My instructor was this neurotic red-headed Texan, who, incidentally, was TERRIFIED of power-on stalls. So every time we went up to do them, she would get tense. Her voice got wavery, her eyes got big, she had the yolk in a death grip. Nice qualities in a flight instructor, hu?
Needless to say, when I went out on my first solo (not the takeoffs and landings solo, but out into the practice area) and began my power-on stalls, I was nervous.
In previous power-on stall maneuvers with my instructor, my little 150 ALWAYS stalled to the right, and I was always ready with left rudder. We practiced this maneuver probably 15 times before my first solo. It always responded the same way.

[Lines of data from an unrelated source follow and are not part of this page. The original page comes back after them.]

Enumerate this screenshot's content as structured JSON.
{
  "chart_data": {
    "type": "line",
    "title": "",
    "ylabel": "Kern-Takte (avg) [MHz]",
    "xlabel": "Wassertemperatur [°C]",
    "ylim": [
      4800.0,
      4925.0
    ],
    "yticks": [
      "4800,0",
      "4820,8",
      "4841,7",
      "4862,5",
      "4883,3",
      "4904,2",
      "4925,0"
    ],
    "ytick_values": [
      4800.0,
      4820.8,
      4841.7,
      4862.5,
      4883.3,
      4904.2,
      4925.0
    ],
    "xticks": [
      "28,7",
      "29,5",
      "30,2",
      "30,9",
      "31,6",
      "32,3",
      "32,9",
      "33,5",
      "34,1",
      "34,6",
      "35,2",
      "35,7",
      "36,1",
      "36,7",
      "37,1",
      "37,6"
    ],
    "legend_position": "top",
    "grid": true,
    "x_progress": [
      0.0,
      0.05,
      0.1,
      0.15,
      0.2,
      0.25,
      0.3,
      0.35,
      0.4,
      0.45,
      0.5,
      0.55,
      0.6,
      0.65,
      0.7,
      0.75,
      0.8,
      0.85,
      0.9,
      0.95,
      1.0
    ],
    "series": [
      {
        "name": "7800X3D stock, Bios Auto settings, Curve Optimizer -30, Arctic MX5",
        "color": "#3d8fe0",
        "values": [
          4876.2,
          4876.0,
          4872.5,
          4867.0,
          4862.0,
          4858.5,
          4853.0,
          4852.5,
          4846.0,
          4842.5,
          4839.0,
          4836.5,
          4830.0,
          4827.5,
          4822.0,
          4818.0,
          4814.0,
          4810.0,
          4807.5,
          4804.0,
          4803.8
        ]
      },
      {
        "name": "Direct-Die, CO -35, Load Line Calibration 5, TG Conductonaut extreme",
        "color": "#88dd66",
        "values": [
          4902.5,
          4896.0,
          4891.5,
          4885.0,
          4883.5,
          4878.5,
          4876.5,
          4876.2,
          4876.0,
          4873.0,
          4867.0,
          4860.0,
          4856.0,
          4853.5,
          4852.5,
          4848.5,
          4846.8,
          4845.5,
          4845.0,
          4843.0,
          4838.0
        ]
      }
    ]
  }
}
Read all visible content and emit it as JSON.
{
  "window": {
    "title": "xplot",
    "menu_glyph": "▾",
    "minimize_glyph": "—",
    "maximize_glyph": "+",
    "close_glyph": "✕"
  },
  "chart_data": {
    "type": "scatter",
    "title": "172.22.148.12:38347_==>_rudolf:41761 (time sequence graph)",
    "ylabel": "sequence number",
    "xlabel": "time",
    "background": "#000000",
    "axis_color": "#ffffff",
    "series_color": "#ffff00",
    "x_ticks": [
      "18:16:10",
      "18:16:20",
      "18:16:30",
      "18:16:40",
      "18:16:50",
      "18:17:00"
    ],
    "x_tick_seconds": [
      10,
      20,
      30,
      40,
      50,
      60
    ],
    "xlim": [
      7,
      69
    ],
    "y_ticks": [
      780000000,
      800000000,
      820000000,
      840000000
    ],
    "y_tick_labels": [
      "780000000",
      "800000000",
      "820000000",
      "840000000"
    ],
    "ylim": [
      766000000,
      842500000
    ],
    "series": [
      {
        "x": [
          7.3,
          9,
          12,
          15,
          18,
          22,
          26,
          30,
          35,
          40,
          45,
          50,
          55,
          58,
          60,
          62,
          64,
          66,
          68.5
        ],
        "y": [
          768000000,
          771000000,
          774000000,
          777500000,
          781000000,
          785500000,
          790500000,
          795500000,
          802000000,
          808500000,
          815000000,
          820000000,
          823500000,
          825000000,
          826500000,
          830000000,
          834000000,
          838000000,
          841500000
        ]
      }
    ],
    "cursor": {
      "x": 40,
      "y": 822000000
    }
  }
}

The day of my solo, I flew into the practice area, made sure I was at 3,500 feet agl, and then began to pull the nose of the plane up to stall it. It seemed to take forever - I felt completely vertical - but it finally stalled - TO THE LEFT.
Turns out, when the instructor and her big butt weren’t sitting on the right side of the plane, it stalled the other way, but what did I do in a pure reflex action? I kicked in left rudder.
So here’s the scenario: I’m full throttle, stalled, pointed straight at the ground, only 10 hours of flying time on the books, and IN A SPIN.
Thank GOD I made sure I was at 3,500 feet.
It seemed like FOREVER before I snapped out of it, but it was probably more like 6 or 7 seconds. I kicked in right rudder. I dipped the nose and got wind going over the wings. By then, though, there were so many Gs on the plane that I couldn’t just pull the yolk back; I had to lean forward, put both arms behind the yolk at a 90 degree angle and PULL REALLY HARD.
As I did, I looked out over the left wing and I could see it BOWING under the pressure. After a few seconds, I finally managed to pull it level.
I caught my breath. I looked at the altimeter. I had lost 800 feet and spun around 2 1/2 times. And in all the chaos I’d forgotten to take the power off; it was still at full throttle.
I was supposed to do another 30 minutes of maneuvers. Yeah, RIGHT.